University of Virginia Library

Concluding Remark on the Solution of the Transcendental
Mathematical Ideas— and Introductory to the Solution of
the Dynamical Ideas.

We presented the antinomy of pure reason in a tabular form, and we endeavoured to show the ground of this self—contradiction on the part of reason, and the only means of bringing it to a conclusion— znamely, by declaring both contradictory statements to be false. We represented in these antinomies the conditions of phenomena as belonging to the conditioned according to relations of space and time— which is the usual supposition of the common understanding. In this respect, all dialectical representations of totality, in the series of conditions to a given conditioned, were perfectly homogeneous. The condition was always a member of the series along with the conditioned, and thus the homogeneity of the whole series was assured. In this case the regress could never be cogitated as complete; or, if this was the case, a member really conditioned was falsely regarded as a primal member, consequently as unconditioned. In such an antinomy, therefore, we did not consider the object, that is, the conditioned, but the series of conditions belonging to the object, and the magnitude of that series. And thus arose the difficulty— a difficulty not to be settled by any decision regarding the claims of the two parties, but simply by cutting the knot— by declaring the series proposed by reason to be either too long or too short for the understanding, which could in neither case make its conceptions adequate with the ideas.

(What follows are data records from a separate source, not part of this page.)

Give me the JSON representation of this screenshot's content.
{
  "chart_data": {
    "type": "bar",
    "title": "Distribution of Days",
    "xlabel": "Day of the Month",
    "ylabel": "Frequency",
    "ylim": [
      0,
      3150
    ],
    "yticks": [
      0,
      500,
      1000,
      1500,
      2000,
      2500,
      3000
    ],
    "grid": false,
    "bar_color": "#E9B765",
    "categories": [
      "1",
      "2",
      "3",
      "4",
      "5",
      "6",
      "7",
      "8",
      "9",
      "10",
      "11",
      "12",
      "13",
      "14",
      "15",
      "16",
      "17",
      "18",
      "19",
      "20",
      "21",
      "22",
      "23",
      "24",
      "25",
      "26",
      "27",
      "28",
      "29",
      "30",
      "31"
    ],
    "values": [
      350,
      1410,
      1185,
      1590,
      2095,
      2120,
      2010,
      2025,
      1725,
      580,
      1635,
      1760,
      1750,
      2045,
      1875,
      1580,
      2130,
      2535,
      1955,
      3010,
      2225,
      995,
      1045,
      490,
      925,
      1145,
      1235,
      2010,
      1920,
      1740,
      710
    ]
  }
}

But we have overlooked, up to this point, an essential difference existing between the conceptions of the understanding which reason endeavours to raise to the rank of ideas— two of these indicating a mathematical, and two a dynamical synthesis of phenomena. Hitherto, it was necessary to signalize this distinction; for, just as in our general representation of all transcendental ideas, we considered them under phenomenal conditions, so, in the two mathematical ideas, our discussion

is concerned solely with an object in the world of phenomena. But as we are now about to proceed to the consideration of the dynamical conceptions of the understanding, and their adequateness with ideas, we must not lose sight of this distinction. We shall find that it opens up to us an entirely new view of the conflict in which reason is involved. For, while in the first two antinomies, both parties were dismissed, on the ground of having advanced statements based upon false hypothesis; in the present case the hope appears of discovering a hypothesis which may be consistent with the demands of reason, and, the judge completing the statement of the grounds of claim, which both parties had left in an unsatisfactory state, the question may be settled on its own merits, not by dismissing the claimants, but by a comparison of the arguments on both sides. If we consider merely their extension, and whether they are adequate with ideas, the series of conditions may be regarded as all homogeneous. But the conception of the understanding which lies at the basis of these ideas, contains either a synthesis of the homogeneous (presupposed in every quantity— in its composition as well as in its work) or of the heterogeneous, which is the case in the dynamical synthesis of cause and effect, as well as of the necessary and the contingent.

Thus it happens that in the mathematical series of phenomena no other than a sensuous condition is admissible— a condition which is itself a member of the series; while the dynamical series of sensuous conditions admits a heterogeneous condition, which is not a member of the series, but, as purely intelligible, lies out of and beyond it. And thus reason is satisfied, and an unconditioned placed at the head of the series of phenomena, without introducing confusion into or discontinuing it, contrary to the principles of the understanding.

Now, from the fact that the dynamical ideas admit a condition of phenomena which does not form a part of the series of phenomena, arises a result which we should not have expected from an antinomy. In former cases, the result was that both contradictory dialectical statements were declared to be false. In the present case, we find the conditioned in the dynamical series connected with an empirically unconditioned, but non—sensuous condition; and thus satisfaction is done to the understanding on the one hand and to the reason on the

other.* While, moreover, the dialectical arguments for unconditioned totality in mere phenomena fall to the ground, both propositions of reason may be shown to be true in their proper signification. This could not happen in the case of the cosmological ideas which demanded a mathematically unconditioned unity; for no condition could be placed at the head of the series of phenomena, except one which was itself a phenomenon and consequently a member of the series.